In questo cammino, che pone domande serie a tutti noi, ogni tanto per grazia ci raggiungono testimonianze che sostengono, rendendo meno soli di fronte a quanto accade. Oggi ho letto la lettera di un medico della prima divisione di Malattie Infettive dell’Ospedale Luigi Sacco di Milano, Amedeo Capetti, che così scrive al direttore di Il Foglio: “Noto, e trovo che sia un sintomo molto importante, la scomparsa quasi totale del lamento. I miei pazienti, invece di lamentarsi, mi mandano ogni giorno messaggi per chiedermi come sto e anche per partecipare dell’esperienza incredibile ed eccezionale che sto vivendo. E questa è la vera ragione per cui ho deciso di scriverle. In effetti quello che io sto vivendo, ma credo sia esperienza anche di molti altri, è l’avverarsi di un fenomeno che non di rado noi medici vediamo in chi è scampato a un pericolo potenzialmente mortale: l’esperienza di aprire gli occhi e accorgersi che nulla è più scontato. Ossia che tutto è dono, dal risveglio del mattino, dal saluto ai propri cari a ogni piccola piega di un quotidiano che per alcuni è tutto da riempire, per altri come me è diventato, se mai era pensabile, più vorticoso di prima. La grazia di questa nuova coscienza di sé trasforma radicalmente ciò che facciamo, genera stupore, amicizia, ci si guarda e ci si dice: oggi non ci possiamo abbracciare ma un sorriso ci dice ancora di più di quanto potrebbe dire un abbraccio. Questa consapevolezza ci fa diventare partecipi del dramma dei nostri pazienti e non è assolutamente un caso che i miei colleghi mi chiedano di pregare non solo per i loro cari ma anche per i loro pazienti, come non era mai successo prima. E anche questo è contagioso. Ieri mi ha chiamato una signora di Crema per sentire notizie della nonna, ricoverata al Sacco, che è molto grave. Mi ha riferito dell’altra nonna, morta di Covid, e della mamma, in rianimazione a Crema, poi mi ha detto: ’Vede, dottore, all’inizio io pregavo, ora non prego nemmeno più’. Io le ho risposto: ‘La capisco, signora, non si preoccupi, pregherò io per lei’. Al sentirlo ha avuto un sobbalzo e ha risposto: ‘No, dottore, se lo fa lei lo faccio anch’io. E anche per la mia mamma, preghiamo insieme’”.

Improvvisamente, leggendo queste righe e tutto l’articolo, mi sono ricordato delle parole di Emmanuel Mounier, nelle lettere che scrive alla moglie per vivere insieme la malattia gravissima della figlia Françoise: “Le spiegazioni non diminuiscono il grande scandalo della sofferenza.

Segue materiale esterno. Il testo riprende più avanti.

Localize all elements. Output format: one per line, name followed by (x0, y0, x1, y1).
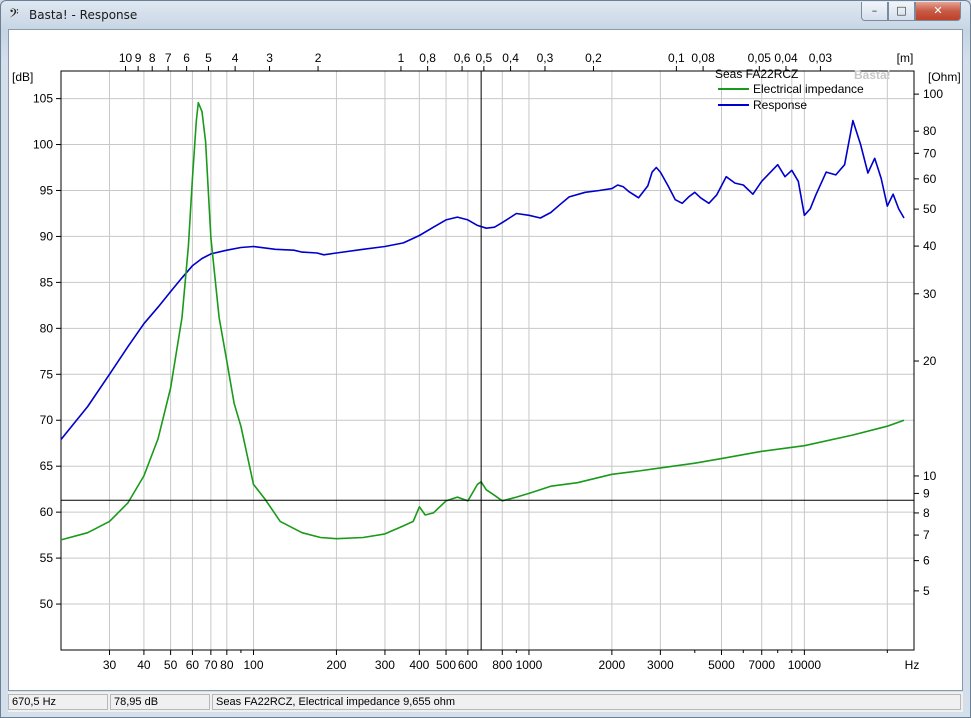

La sua grandezza sta nell’accettazione. Non dobbiamo cercare di sminuirla con le nostre parole (…) si tratta di un segreto inquietante della Provvidenza. (…) Questo segreto si ripercuoterà, provocando stupore, nell’eternità. Ci sono quelli che Dio conduce sulle vie della ricchezza, altri (…) sulle vie del perenne insuccesso. Non ci resta altro che amare, amare Dio per quello che fa, e amare intensamente quelli che Egli spezza per amore. Io mi sento piccolo di fronte a loro. (…) L’angoscia, talvolta, si serve di noi (…) Ci sono dei momenti in cui anche i santi, improvvisamente dubitano di tutto: del loro amore e di Dio. Nessuna luce ci può essere data senza questa notte (…) Non si è veramente grandi… fino a quando la vita non ci mette alla prova rifiutandoci nettamente, senza appello, qualcosa cui si aspira con tutto il proprio essere. (…) Bisogna trasformare in gioia tutto quello che la felicità ci rifiuta (…) Insieme dovremo rendere belle le ore che ci saranno date. Comminando per strada, poco fa, ho cercato di far gioire il mio cuore. Non è stato difficile. Mi è bastato pensare… che ogni sofferenza assunta in Cristo perde la sua disperazione, la sua stessa negatività! (…) Che senso avrebbe tutto questo se la nostra bambina fosse soltanto una carne malata, un po’ di vita dolorante, e non invece una bianca piccola ostia che ci supera tutti, un’immensità di mistero e di amore che ci abbaglierebbe se lo vedessimo faccia a faccia; se ogni colpo più duro non fosse una nuova elevazione che ogni volta, allorché il nostro cuore comincia ad abituarsi al colpo prevedente, si rivela come una nuova richiesta d’amore” (E. Mounier, Lettere sul dolore).

San Giovanni Paolo II disse che la sofferenza è una domanda che è rivolta a noi stessi, agli altri e a Dio. Chiediamo umilmente di essere aiutati a rispondere.